A second unique advantage of our platform is the single location of all your article versions. Whilst many authors’ articles are posted on a preprint platform and subsequently published on a separate journal website, all preprint versions and the final published article will be together in one location on the Access Microbiology platform, with clear and easy links to navigate between them.

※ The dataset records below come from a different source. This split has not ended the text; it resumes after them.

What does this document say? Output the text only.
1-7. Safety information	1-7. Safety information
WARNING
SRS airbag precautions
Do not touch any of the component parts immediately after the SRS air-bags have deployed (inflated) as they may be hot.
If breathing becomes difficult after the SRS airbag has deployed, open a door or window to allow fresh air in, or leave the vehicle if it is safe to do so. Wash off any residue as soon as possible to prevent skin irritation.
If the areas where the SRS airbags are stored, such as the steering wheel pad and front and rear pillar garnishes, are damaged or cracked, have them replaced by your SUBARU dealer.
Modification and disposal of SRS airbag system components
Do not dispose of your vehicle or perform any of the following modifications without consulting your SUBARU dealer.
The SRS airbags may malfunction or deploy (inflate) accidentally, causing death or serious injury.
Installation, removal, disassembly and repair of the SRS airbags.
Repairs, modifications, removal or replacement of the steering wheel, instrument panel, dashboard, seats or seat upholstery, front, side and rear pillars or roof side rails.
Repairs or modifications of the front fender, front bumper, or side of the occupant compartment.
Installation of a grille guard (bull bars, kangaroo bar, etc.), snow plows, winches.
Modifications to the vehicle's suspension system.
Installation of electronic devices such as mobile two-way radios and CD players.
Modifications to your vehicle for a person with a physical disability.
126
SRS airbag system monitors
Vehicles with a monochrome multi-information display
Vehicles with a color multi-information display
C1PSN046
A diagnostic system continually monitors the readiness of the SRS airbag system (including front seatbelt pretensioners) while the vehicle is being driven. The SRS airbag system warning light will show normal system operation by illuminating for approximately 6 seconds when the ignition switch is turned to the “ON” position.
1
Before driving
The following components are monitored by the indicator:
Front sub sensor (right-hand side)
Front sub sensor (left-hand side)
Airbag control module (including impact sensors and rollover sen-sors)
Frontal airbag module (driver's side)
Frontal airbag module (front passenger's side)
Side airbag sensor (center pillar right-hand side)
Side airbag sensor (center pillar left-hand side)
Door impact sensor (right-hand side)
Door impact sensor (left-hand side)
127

What do I need to know for the launch?
The funding from Wellcome Trust and the HHMI means that it will be completely free for authors to post and publish for the first 12 months after launch at the beginning of 2022, so we encourage early submission to take advantage of this. The sound science nature of the platform provides microbiologists with a place to publish all their work, as long as it is related to microbiology and the work is sound. We welcome any original research (including null, negative and replication studies), descriptions of large datasets, case reports, a new tool or code used to help researchers in their research, or even the description of a useful technique used in microbiology teaching or outreach. To read more on why sound science research is important and the types of research the Access Microbiology platform will publish, read our recent blog on Microbe Post.
We are living in a fast-paced and ever-changing period, and the Microbiology Society is embracing this with the Access Microbiology platform in the hope that we can provide a unique, transparent and trusted place for our community to publish their work.